Il veut que l’autre soit toujours plus autre, donc soi-même.
C’est une miséricorde qui n’est pas seulement
compassion (Mitleid), mais aussi con-joie (Mit-Freude).
1.1.3. HeN
C’est l’amour gratuit ; cet amour
qui vient gracieusement à l’autre ; c’est le don, la grâce
donnée.
1.2. Dans le Nouveau Testament
1.2.1. splankhna
Ce mot reprend surtout le rahamim hébraïque.
Jésus est défini par ses entrailles dans les Evangiles. A tel
point qu’il y révèle un côté plutôt féminin de Dieu.
1.2.2. eleos
C’est plutôt le hesed. Mais c’est aussi
l’« huile » de Dieu, qui vient guérir. L’Eglise a su
lui donner sa juste importance dans l’invocation souvent répétée :
« Kyrie eleison ».
1.2.3. oiktirmos
Cette même Miséricorde fait de nous une
même maison ; ou mieux elle nous rappelle que nous sommes
d’une même famille, d’un même sein, que nous sommes tous frères
et sœurs d’un même père.
1.2.4. kharis
C’est la grâce, le don ; don transmis
dans la personnalité de nos frères, dans leur charisme. La Miséricorde
est concrète ; elle est du quotidien de nos relations.

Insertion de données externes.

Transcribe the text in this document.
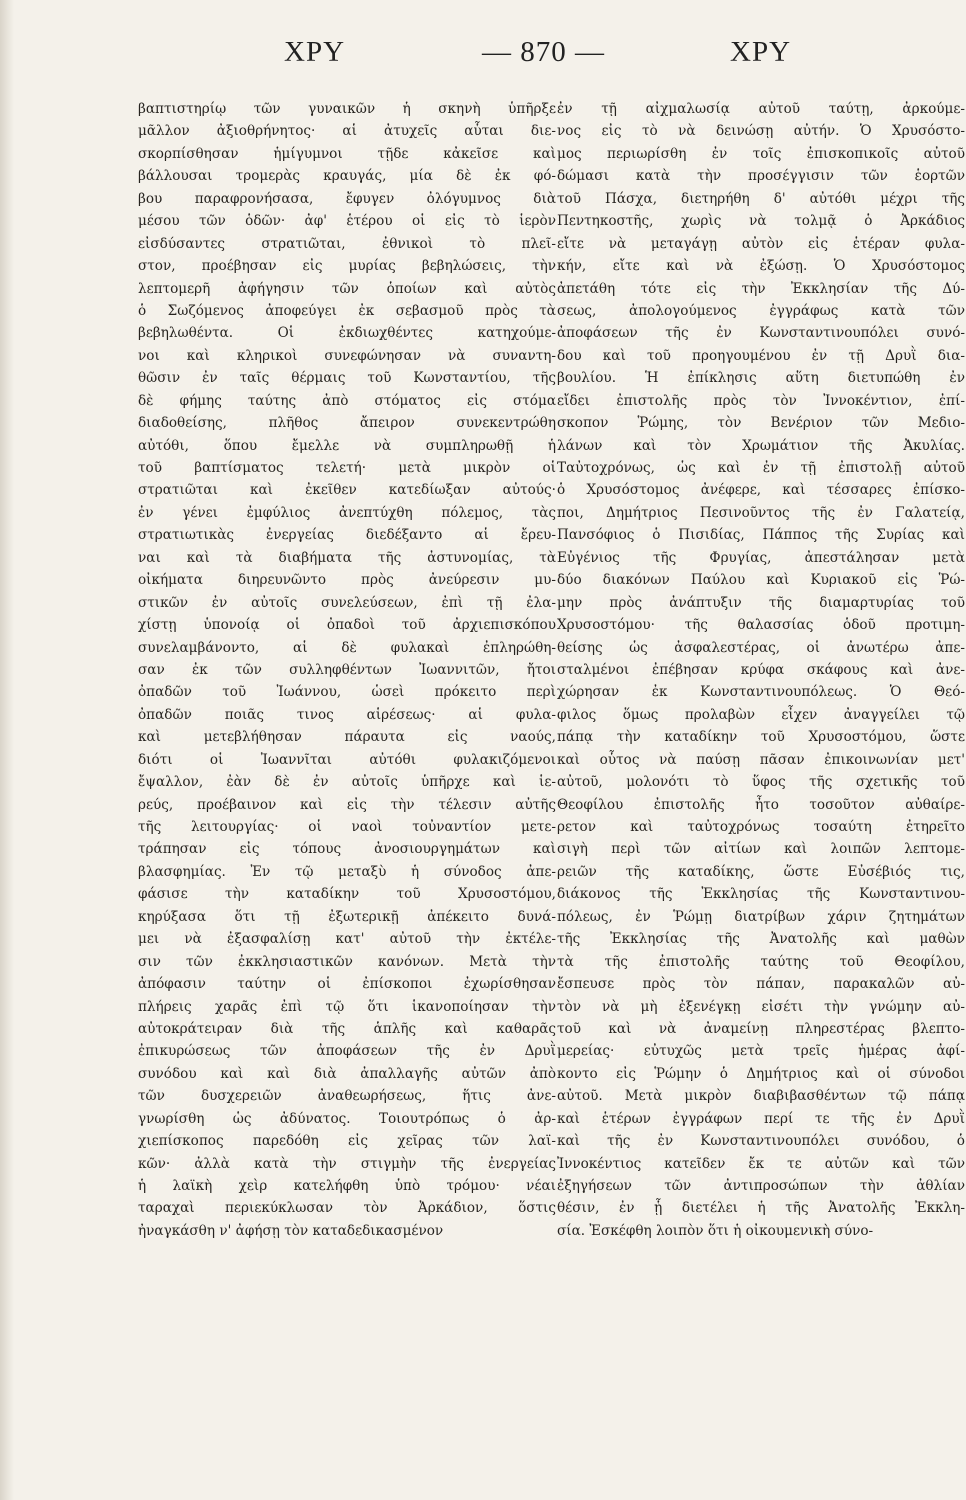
ΧΡΥ	— 870 —	ΧΡΥ
βαπτιστηρίῳ τῶν γυναικῶν ἡ σκηνὴ ὑπῆρξε
μᾶλλον ἀξιοθρήνητος· αἱ ἀτυχεῖς αὗται διε-
σκορπίσθησαν ἡμίγυμνοι τῇδε κἀκεῖσε καὶ
βάλλουσαι τρομερὰς κραυγάς, μία δὲ ἐκ φό-
βου παραφρονήσασα, ἔφυγεν ὀλόγυμνος διὰ
μέσου τῶν ὁδῶν· ἀφ' ἑτέρου οἱ εἰς τὸ ἱερὸν
εἰσδύσαντες στρατιῶται, ἐθνικοὶ τὸ πλεῖ-
στον, προέβησαν εἰς μυρίας βεβηλώσεις, τὴν
λεπτομερῆ ἀφήγησιν τῶν ὁποίων καὶ αὐτὸς
ὁ Σωζόμενος ἀποφεύγει ἐκ σεβασμοῦ πρὸς τὰ
βεβηλωθέντα. Οἱ ἐκδιωχθέντες κατηχούμε-
νοι καὶ κληρικοὶ συνεφώνησαν νὰ συναντη-
θῶσιν ἐν ταῖς θέρμαις τοῦ Κωνσταντίου, τῆς
δὲ φήμης ταύτης ἀπὸ στόματος εἰς στόμα
διαδοθείσης, πλῆθος ἄπειρον συνεκεντρώθη
αὐτόθι, ὅπου ἔμελλε νὰ συμπληρωθῇ ἡ
τοῦ βαπτίσματος τελετή· μετὰ μικρὸν οἱ
στρατιῶται καὶ ἐκεῖθεν κατεδίωξαν αὐτούς·
ἐν γένει ἐμφύλιος ἀνεπτύχθη πόλεμος, τὰς
στρατιωτικὰς ἐνεργείας διεδέξαντο αἱ ἔρευ-
ναι καὶ τὰ διαβήματα τῆς ἀστυνομίας, τὰ
οἰκήματα διηρευνῶντο πρὸς ἀνεύρεσιν μυ-
στικῶν ἐν αὐτοῖς συνελεύσεων, ἐπὶ τῇ ἐλα-
χίστῃ ὑπονοίᾳ οἱ ὀπαδοὶ τοῦ ἀρχιεπισκόπου
συνελαμβάνοντο, αἱ δὲ φυλακαὶ ἐπληρώθη-
σαν ἐκ τῶν συλληφθέντων Ἰωαννιτῶν, ἤτοι
ὀπαδῶν τοῦ Ἰωάννου, ὡσεὶ πρόκειτο περὶ
ὀπαδῶν ποιᾶς τινος αἱρέσεως· αἱ φυλα-
καὶ μετεβλήθησαν πάραυτα εἰς ναούς,
διότι οἱ Ἰωαννῖται αὐτόθι φυλακιζόμενοι
ἔψαλλον, ἐὰν δὲ ἐν αὐτοῖς ὑπῆρχε καὶ ἱε-
ρεύς, προέβαινον καὶ εἰς τὴν τέλεσιν αὐτῆς
τῆς λειτουργίας· οἱ ναοὶ τοὐναντίον μετε-
τράπησαν εἰς τόπους ἀνοσιουργημάτων καὶ
βλασφημίας. Ἐν τῷ μεταξὺ ἡ σύνοδος ἀπε-
φάσισε τὴν καταδίκην τοῦ Χρυσοστόμου,
κηρύξασα ὅτι τῇ ἐξωτερικῇ ἀπέκειτο δυνά-
μει νὰ ἐξασφαλίσῃ κατ' αὐτοῦ τὴν ἐκτέλε-
σιν τῶν ἐκκλησιαστικῶν κανόνων. Μετὰ τὴν
ἀπόφασιν ταύτην οἱ ἐπίσκοποι ἐχωρίσθησαν
πλήρεις χαρᾶς ἐπὶ τῷ ὅτι ἱκανοποίησαν τὴν
αὐτοκράτειραν διὰ τῆς ἁπλῆς καὶ καθαρᾶς
ἐπικυρώσεως τῶν ἀποφάσεων τῆς ἐν Δρυῒ
συνόδου καὶ καὶ διὰ ἀπαλλαγῆς αὐτῶν ἀπὸ
τῶν δυσχερειῶν ἀναθεωρήσεως, ἥτις ἀνε-
γνωρίσθη ὡς ἀδύνατος. Τοιουτρόπως ὁ ἀρ-
χιεπίσκοπος παρεδόθη εἰς χεῖρας τῶν λαϊ-
κῶν· ἀλλὰ κατὰ τὴν στιγμὴν τῆς ἐνεργείας
ἡ λαϊκὴ χεὶρ κατελήφθη ὑπὸ τρόμου· νέαι
ταραχαὶ περιεκύκλωσαν τὸν Ἀρκάδιον, ὅστις
ἠναγκάσθη ν' ἀφήσῃ τὸν καταδεδικασμένον
ἐν τῇ αἰχμαλωσίᾳ αὐτοῦ ταύτῃ, ἀρκούμε-
νος εἰς τὸ νὰ δεινώσῃ αὐτήν. Ὁ Χρυσόστο-
μος περιωρίσθη ἐν τοῖς ἐπισκοπικοῖς αὐτοῦ
δώμασι κατὰ τὴν προσέγγισιν τῶν ἑορτῶν
τοῦ Πάσχα, διετηρήθη δ' αὐτόθι μέχρι τῆς
Πεντηκοστῆς, χωρὶς νὰ τολμᾷ ὁ Ἀρκάδιος
εἴτε νὰ μεταγάγῃ αὐτὸν εἰς ἑτέραν φυλα-
κήν, εἴτε καὶ νὰ ἐξώσῃ. Ὁ Χρυσόστομος
ἀπετάθη τότε εἰς τὴν Ἐκκλησίαν τῆς Δύ-
σεως, ἀπολογούμενος ἐγγράφως κατὰ τῶν
ἀποφάσεων τῆς ἐν Κωνσταντινουπόλει συνό-
δου καὶ τοῦ προηγουμένου ἐν τῇ Δρυῒ δια-
βουλίου. Ἡ ἐπίκλησις αὕτη διετυπώθη ἐν
εἴδει ἐπιστολῆς πρὸς τὸν Ἰννοκέντιον, ἐπί-
σκοπον Ῥώμης, τὸν Βενέριον τῶν Μεδιο-
λάνων καὶ τὸν Χρωμάτιον τῆς Ἀκυλίας.
Ταὐτοχρόνως, ὡς καὶ ἐν τῇ ἐπιστολῇ αὐτοῦ
ὁ Χρυσόστομος ἀνέφερε, καὶ τέσσαρες ἐπίσκο-
ποι, Δημήτριος Πεσινοῦντος τῆς ἐν Γαλατείᾳ,
Πανσόφιος ὁ Πισιδίας, Πάππος τῆς Συρίας καὶ
Εὐγένιος τῆς Φρυγίας, ἀπεστάλησαν μετὰ
δύο διακόνων Παύλου καὶ Κυριακοῦ εἰς Ῥώ-
μην πρὸς ἀνάπτυξιν τῆς διαμαρτυρίας τοῦ
Χρυσοστόμου· τῆς θαλασσίας ὁδοῦ προτιμη-
θείσης ὡς ἀσφαλεστέρας, οἱ ἀνωτέρω ἀπε-
σταλμένοι ἐπέβησαν κρύφα σκάφους καὶ ἀνε-
χώρησαν ἐκ Κωνσταντινουπόλεως. Ὁ Θεό-
φιλος ὅμως προλαβὼν εἶχεν ἀναγγείλει τῷ
πάπᾳ τὴν καταδίκην τοῦ Χρυσοστόμου, ὥστε
καὶ οὗτος νὰ παύσῃ πᾶσαν ἐπικοινωνίαν μετ'
αὐτοῦ, μολονότι τὸ ὕφος τῆς σχετικῆς τοῦ
Θεοφίλου ἐπιστολῆς ἦτο τοσοῦτον αὐθαίρε-
ρετον καὶ ταὐτοχρόνως τοσαύτη ἐτηρεῖτο
σιγὴ περὶ τῶν αἰτίων καὶ λοιπῶν λεπτομε-
ρειῶν τῆς καταδίκης, ὥστε Εὐσέβιός τις,
διάκονος τῆς Ἐκκλησίας τῆς Κωνσταντινου-
πόλεως, ἐν Ῥώμῃ διατρίβων χάριν ζητημάτων
τῆς Ἐκκλησίας τῆς Ἀνατολῆς καὶ μαθὼν
τὰ τῆς ἐπιστολῆς ταύτης τοῦ Θεοφίλου,
ἔσπευσε πρὸς τὸν πάπαν, παρακαλῶν αὐ-
τὸν νὰ μὴ ἐξενέγκῃ εἰσέτι τὴν γνώμην αὐ-
τοῦ καὶ νὰ ἀναμείνῃ πληρεστέρας βλεπτο-
μερείας· εὐτυχῶς μετὰ τρεῖς ἡμέρας ἀφί-
κοντο εἰς Ῥώμην ὁ Δημήτριος καὶ οἱ σύνοδοι
αὐτοῦ. Μετὰ μικρὸν διαβιβασθέντων τῷ πάπᾳ
καὶ ἑτέρων ἐγγράφων περί τε τῆς ἐν Δρυῒ
καὶ τῆς ἐν Κωνσταντινουπόλει συνόδου, ὁ
Ἰννοκέντιος κατεῖδεν ἔκ τε αὐτῶν καὶ τῶν
ἐξηγήσεων τῶν ἀντιπροσώπων τὴν ἀθλίαν
θέσιν, ἐν ᾗ διετέλει ἡ τῆς Ἀνατολῆς Ἐκκλη-
σία. Ἐσκέφθη λοιπὸν ὅτι ἡ οἰκουμενικὴ σύνο-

2. La Miséricorde à la croisée des grandes religions de la Planète
2.1. En Judaïsme
C’est le cœur de la prière juive :
il n’y aurait pas de relation à Dieu si la créature illimitée
et consciente de sa fragilité ne s’ouvrait à sa Miséricorde en
grande confiance. S’il n’était pas le Miséricordieux, il n’y aurait
même pas de prière possible.
De plus, Israël en est témoin : il
est appelé à l'Unification du Nom : unifier personnellement,
dans le rapport aux autres et dans le monde le Nom du Seigneur.
Il s'agit en fait de cheminer vers la
parfaite unité de Justice et Miséricorde que le Seigneur est dans
son être le plus profond. Il s'agit d'être de plus en plus justes
et miséricordieux à la fois, dans le quotidien de nos gestes,
paroles, pensées.
Vaste programme que cette synthèse entre
justice, vérité et Miséricorde dans notre vie.

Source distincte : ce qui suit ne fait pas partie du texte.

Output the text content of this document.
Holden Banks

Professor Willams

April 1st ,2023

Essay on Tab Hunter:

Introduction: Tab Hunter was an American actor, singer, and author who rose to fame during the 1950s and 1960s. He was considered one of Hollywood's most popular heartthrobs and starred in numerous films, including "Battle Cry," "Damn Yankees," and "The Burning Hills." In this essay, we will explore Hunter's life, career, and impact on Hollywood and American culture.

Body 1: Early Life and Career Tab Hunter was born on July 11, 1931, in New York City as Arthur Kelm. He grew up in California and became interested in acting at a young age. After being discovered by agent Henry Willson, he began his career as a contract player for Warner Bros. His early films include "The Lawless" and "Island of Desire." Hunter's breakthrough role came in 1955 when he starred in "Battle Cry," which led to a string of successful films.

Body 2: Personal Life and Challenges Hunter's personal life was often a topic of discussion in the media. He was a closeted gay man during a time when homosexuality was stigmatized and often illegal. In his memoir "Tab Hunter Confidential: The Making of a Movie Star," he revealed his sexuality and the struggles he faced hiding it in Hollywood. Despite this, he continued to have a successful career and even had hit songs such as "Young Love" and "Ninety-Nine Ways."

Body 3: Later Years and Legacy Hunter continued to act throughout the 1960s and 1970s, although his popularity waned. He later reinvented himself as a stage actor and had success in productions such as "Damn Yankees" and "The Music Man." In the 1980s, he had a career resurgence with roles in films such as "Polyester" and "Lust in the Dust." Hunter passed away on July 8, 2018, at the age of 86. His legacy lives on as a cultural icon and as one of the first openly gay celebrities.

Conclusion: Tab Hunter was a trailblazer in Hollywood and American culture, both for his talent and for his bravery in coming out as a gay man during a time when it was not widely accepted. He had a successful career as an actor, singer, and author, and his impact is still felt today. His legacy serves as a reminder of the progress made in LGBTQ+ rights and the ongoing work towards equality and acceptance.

C'est cette alchimie profonde que, selon
les traditions biblique et rabbinique, nous appelons Miséricorde.
Défi continu, lequel donne à penser quant
à l'unification personnelle, spirituelle, psychologique, quant
à la communion des familles, dans l'Eglise; il nous invite peut-être
à réajuster nos « stratégies œcuméniques »; indications
on ne peut plus pédagogiques, la personne humaine ayant des difficultés
à trouver son équilibre entre justice et Miséricorde.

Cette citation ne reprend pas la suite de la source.